24 de maio de 2009

Onde os velhos não têm nome

O
-Bom dia
Esperançado que me atira nunca é alegre nem triste. É assim como que uma frase inacabada ou um poema que não rima nem é particularmente bonito. É uma saudação que se esquece rapidamente como uma declaração de amor apontada a giz numa parede no dia anterior à maior chuvada do ano.
O olhar azul enevoado sugere-me um mar de algas brancas. A palavra “cataratas” atira-me para a referência aquática e não encontro melhor metáfora do que as algas que parecem estar a flutuar por cima da retina sem nunca largar a pálpebra como uma película de pele que se agarra a uma rocha e segue e volta sem coragem de se soltar à maré das ondas baixas.
-Estou cansado disto sabe. Quando me dói alguma coisa penso que é desta. Mas nunca é. O médico fica todo sorrisos quando me diz que tenho um coração que faz inveja a muitos jovens. Quem dera que ele parasse.
As costas vergadas dos passos tão lentos apoiados em duas canadianas e os quase noventa anos às sete da manhã. Ninguém devia ter de andar na rua às sete da manhã. Havia de haver um recolher obrigatório e o lixo apanhava-se às nove. Os padeiros abriam às nove e só havia pão às dez. O jornal de primeira edição só manchava os dedos do cliente lá para as onze. E este velho de olhar cinza na cor e na esperança seria proibido de sair para o frio àquela hora. Se adiar o jornal e o pão adio a saída dele.
-Durmo cinco horas por dia. Sempre trabalhei cedo, dava-me o sono tarde. Imagine o que é ter 19 horas para trabalhar. Imagine o que é ter uma casa sem vozes durante 19 horas.
E de facto era uma voz enlameada que surgia como se estivesse atrofiada pelo silêncio e pela solidão e de cada vez que tivesse de falar uma crosta rompesse nas cordas vocais e só mostrasse que afinal o dano não era permanente ao fim de algumas frases manchadas de expectoração.
-A minha mulher morreu cedo. Eu não queria morrer primeiro mas ela também não precisava morrer com 53 anos. Veja lá, enterrei a minha mãe depois da minha mulher.
O que se diz a um cadáver adiado de ombros caídos, um meio apoiado nas canadianas, outro na paciência dos estranhos que ficam, como eu sempre fico, mais silenciosos do que a casa dele?
-A minha mulher nunca engravidou. Vivemos sempre em casa dos meus patrões. Não deixo nada nem tenho ninguém a quem deixar nada.
Apeteceu-me dizer que ele fará falta quando já cá não estiver. Pelo menos eu saberei quando ele deixar de passar à minha porta. Sei também que já falei dele a muita gente que se compadece dos seus ombros caídos e dos passos arrastados de canadianas mesmo sem nunca ter visto o tempo que ele demora a percorrer a rua que o leva, invariavelmente, ao jornal e ao pão fresco às 7 da manhã.
Teria-lhe dito que eu sentirei a falta dele quando o seu coração deixar de alegrar o médico porque quando ia para a escola, há mais de dez anos, quando ainda não me deixavam andar de autocarro, ia pelas escadas a torcer para o encontrarmos, eu e o meu pai, à nossa porta, já de regresso à tal casa vazia a dar os bons dias nos dez segundos apressados que lhe podíamos dispensar. Podia-lhe ter dito que ele me dava força para ir para a escola de manhã porque me sentia envergonhado de ser mais fraco que um senhor de idade indeterminada que demorava dez minutos a fazer a minha rua houvesse chuva houvesse sol.

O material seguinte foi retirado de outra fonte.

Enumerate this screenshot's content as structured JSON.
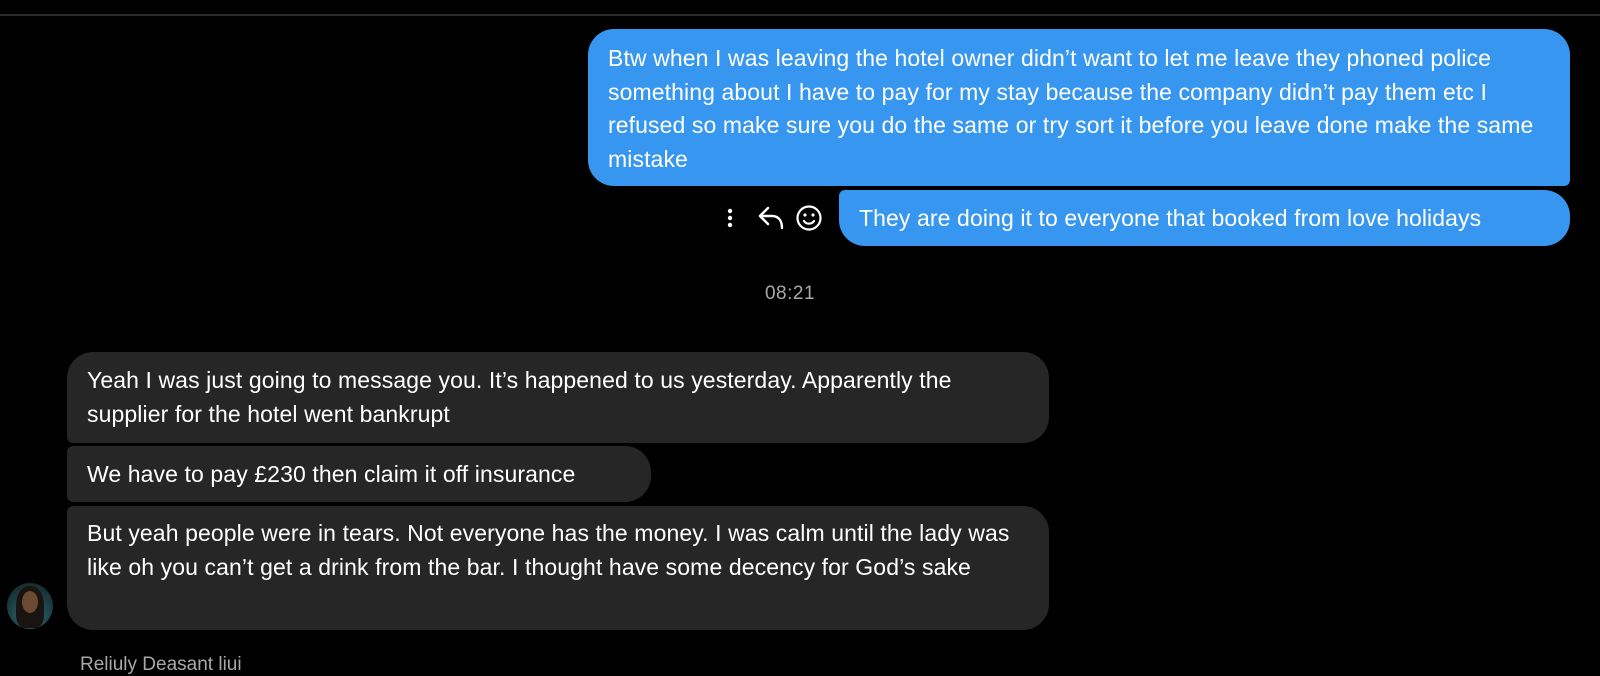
{
  "thread": {
    "messages": [
      {
        "direction": "outgoing",
        "text": "Btw when I was leaving the hotel owner didn’t want to let me leave they phoned police something about I have to pay for my stay because the company didn’t pay them etc I refused so make sure you do the same or try sort it before you leave done make the same mistake"
      },
      {
        "direction": "outgoing",
        "text": "They are doing it to everyone that booked from love holidays"
      },
      {
        "direction": "incoming",
        "text": "Yeah I was just going to message you. It’s happened to us yesterday. Apparently the supplier for the hotel went bankrupt"
      },
      {
        "direction": "incoming",
        "text": "We have to pay £230 then claim it off insurance"
      },
      {
        "direction": "incoming",
        "text": "But yeah people were in tears. Not everyone has the money. I was calm until the lady was like oh you can’t get a drink from the bar. I thought have some decency for God’s sake"
      }
    ],
    "timestamp": "08:21",
    "footer_partial": "Reliuly Deasant liui"
  },
  "message_actions": {
    "more": "more-options-icon",
    "reply": "reply-icon",
    "react": "emoji-react-icon"
  },
  "colors": {
    "background": "#000000",
    "outgoing_bubble": "#3797f0",
    "incoming_bubble": "#262626",
    "timestamp_text": "#a8a8a8"
  }
}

Eu teria dito essas coisas todas, juro, se ao menos me conseguisse lembrar do nome dele. Vou ter de perguntar a alguém. E enquanto não lhe der um nome ele é esquecível porque também os meus olhos, voz e movimentos haverão de ser toldados pelo tempo e só os nomes ficam. Era uma hipocrisia dizer-lhe que tenho memória dele se não o puder arquivar sobre um nome.
Na despedida
-Vá lá jovem. Se não encontrar emprego vá trabalhar com o seu pai que aquilo é arte que tem sempre cliente. A juventude de hoje em dia é alérgica a trabalhar com as mãos e tem medo de acordar cedo.
Devia ser proibido sair de casa antes das nove.
Devia ser proibido viver numa casa vazia de mulheres.